Bryan Jack
Professor
Director, SIUE's Universities Studying Slavery Initiative
Peck Hall Room 3223
618-650-3360
[email protected]
Bio
In 2010, I came to SIUE from a previous teaching appointment at Winston-Salem State University in North Carolina. My areas of teaching and research are African American history, St. Louis history, and the American South. Since coming to SIUE, I have developed numerous undergraduate classes, including: Migration and Movement in African American History, American Slavery Through Biography, The South in American Culture, and Civil Rights in St. Louis. Additionally, I teach US History since 1865, The Black Urban Experience, Historical Methods, and the History of Black America. As a member of the graduate faculty, I have designed and taught the Historiography of Slavery and Reading the City: St. Louis.

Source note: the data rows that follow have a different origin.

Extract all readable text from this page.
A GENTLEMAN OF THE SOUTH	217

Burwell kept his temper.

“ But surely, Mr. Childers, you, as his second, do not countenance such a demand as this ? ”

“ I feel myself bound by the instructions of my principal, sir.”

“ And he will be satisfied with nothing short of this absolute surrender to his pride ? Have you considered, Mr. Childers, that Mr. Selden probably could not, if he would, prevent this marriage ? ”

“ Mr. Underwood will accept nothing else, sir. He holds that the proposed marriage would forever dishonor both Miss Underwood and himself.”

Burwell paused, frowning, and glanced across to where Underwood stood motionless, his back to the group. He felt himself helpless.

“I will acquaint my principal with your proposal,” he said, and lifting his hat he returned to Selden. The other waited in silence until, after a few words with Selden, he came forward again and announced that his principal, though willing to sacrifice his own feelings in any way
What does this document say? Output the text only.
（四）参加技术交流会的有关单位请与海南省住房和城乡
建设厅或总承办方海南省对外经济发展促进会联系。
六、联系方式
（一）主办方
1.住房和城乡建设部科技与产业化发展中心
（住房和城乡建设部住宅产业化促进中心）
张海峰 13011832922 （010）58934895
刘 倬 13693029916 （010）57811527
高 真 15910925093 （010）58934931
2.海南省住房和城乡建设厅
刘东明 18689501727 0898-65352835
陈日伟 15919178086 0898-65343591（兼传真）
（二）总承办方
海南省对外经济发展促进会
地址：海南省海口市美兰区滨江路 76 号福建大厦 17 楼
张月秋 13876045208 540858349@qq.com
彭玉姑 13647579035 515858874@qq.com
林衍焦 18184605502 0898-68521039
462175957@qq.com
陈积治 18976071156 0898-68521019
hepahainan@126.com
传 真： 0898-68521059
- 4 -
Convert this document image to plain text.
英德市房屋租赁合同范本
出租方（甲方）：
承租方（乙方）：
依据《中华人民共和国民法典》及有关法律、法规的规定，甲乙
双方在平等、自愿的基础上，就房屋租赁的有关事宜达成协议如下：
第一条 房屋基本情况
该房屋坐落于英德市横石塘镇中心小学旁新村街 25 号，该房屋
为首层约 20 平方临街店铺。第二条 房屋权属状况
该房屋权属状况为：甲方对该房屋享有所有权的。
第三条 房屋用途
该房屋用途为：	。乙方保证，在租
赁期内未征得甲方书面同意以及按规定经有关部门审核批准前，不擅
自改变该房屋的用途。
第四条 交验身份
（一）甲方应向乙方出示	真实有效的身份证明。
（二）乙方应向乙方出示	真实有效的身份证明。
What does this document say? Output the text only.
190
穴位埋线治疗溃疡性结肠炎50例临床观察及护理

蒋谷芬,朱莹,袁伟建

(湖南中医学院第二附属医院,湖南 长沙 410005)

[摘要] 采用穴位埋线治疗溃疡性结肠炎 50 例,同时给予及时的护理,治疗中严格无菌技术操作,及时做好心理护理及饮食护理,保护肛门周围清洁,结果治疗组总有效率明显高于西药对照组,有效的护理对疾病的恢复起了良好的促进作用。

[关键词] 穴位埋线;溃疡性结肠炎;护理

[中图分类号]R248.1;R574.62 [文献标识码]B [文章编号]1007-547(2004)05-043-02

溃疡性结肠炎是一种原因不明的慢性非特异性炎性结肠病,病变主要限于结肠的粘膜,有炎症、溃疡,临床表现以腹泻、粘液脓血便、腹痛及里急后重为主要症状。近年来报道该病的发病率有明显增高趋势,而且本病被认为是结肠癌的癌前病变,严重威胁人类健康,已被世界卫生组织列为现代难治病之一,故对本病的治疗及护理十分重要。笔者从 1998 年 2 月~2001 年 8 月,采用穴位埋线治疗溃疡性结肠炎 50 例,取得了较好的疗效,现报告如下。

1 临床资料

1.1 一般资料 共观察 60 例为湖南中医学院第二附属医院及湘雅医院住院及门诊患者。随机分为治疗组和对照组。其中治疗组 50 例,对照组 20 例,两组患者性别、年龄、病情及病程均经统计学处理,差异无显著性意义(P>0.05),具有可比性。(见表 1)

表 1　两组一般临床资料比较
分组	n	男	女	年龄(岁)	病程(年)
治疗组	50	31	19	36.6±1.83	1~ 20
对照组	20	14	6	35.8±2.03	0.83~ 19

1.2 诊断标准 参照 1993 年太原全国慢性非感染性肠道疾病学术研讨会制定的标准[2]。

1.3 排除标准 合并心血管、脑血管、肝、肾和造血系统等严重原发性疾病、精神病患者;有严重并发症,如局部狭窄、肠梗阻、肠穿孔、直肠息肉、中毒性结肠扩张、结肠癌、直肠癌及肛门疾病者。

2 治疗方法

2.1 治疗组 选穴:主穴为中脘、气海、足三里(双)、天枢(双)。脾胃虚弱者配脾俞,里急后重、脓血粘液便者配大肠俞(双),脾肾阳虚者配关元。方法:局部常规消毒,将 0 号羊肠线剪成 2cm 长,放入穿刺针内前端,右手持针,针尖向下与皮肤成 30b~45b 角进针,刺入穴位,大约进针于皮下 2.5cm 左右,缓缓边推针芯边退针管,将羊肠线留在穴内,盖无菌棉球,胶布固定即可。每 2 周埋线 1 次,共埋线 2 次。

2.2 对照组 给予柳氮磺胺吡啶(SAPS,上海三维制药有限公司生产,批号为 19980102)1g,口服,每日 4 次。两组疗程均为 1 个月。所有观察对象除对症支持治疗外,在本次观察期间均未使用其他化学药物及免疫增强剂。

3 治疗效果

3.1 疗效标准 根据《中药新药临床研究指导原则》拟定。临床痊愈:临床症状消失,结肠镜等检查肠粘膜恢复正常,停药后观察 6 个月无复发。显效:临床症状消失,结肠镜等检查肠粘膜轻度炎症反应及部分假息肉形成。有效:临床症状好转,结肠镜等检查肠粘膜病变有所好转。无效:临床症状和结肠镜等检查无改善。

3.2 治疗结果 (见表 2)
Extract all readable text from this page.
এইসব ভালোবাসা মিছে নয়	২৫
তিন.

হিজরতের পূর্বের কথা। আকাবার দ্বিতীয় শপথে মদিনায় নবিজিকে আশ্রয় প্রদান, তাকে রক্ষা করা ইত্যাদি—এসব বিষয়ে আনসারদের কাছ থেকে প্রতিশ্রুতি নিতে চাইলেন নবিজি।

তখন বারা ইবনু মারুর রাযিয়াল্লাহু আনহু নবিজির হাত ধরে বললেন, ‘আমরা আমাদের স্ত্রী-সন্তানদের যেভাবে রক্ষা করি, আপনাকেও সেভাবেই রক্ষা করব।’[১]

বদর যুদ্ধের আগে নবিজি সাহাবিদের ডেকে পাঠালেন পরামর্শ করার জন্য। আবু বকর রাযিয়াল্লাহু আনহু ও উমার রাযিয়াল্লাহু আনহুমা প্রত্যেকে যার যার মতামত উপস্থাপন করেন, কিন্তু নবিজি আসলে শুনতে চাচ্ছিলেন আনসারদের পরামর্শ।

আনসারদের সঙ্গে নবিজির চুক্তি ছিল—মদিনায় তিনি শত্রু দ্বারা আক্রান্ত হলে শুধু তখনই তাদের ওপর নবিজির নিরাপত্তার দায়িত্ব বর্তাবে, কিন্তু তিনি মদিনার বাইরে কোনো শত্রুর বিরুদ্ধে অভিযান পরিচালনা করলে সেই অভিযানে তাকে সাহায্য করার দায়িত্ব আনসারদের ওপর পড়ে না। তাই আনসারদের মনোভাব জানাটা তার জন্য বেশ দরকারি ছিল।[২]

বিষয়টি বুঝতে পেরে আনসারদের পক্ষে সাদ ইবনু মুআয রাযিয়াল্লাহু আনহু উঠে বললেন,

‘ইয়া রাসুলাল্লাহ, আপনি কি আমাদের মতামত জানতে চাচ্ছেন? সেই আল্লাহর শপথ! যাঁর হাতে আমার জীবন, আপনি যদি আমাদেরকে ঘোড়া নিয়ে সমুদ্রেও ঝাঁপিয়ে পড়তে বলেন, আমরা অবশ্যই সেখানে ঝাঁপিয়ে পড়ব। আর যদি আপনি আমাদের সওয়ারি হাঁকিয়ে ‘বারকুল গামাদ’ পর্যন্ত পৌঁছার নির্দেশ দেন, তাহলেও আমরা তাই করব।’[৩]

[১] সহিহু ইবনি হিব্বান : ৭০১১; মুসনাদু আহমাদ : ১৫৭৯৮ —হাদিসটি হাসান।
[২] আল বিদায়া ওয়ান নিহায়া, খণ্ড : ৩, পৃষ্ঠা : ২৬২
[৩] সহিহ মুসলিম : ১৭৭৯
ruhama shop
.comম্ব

In 2008, The University of Missouri Press published my book, The Saint Louis African American Community and the Exodusters. In 2013, I contributed a chapter to the book, Recovering Five Generations Hence: The Life and Writing of Lillian Jones Horace, published by Texas A&M University Press. In 2019 the University of Kentucky Press published my edited collection, Southern History on Screen: Race and Rights, 1976-2016. Additionally, I am completing an article on the desegregation of St. Louis public transportation.
My wife and I live in the city of St. Louis. In my free time, I enjoy watching sports (especially the St. Louis Cardinals and the Alabama Crimson Tide), playing golf, traveling, and exploring new restaurants.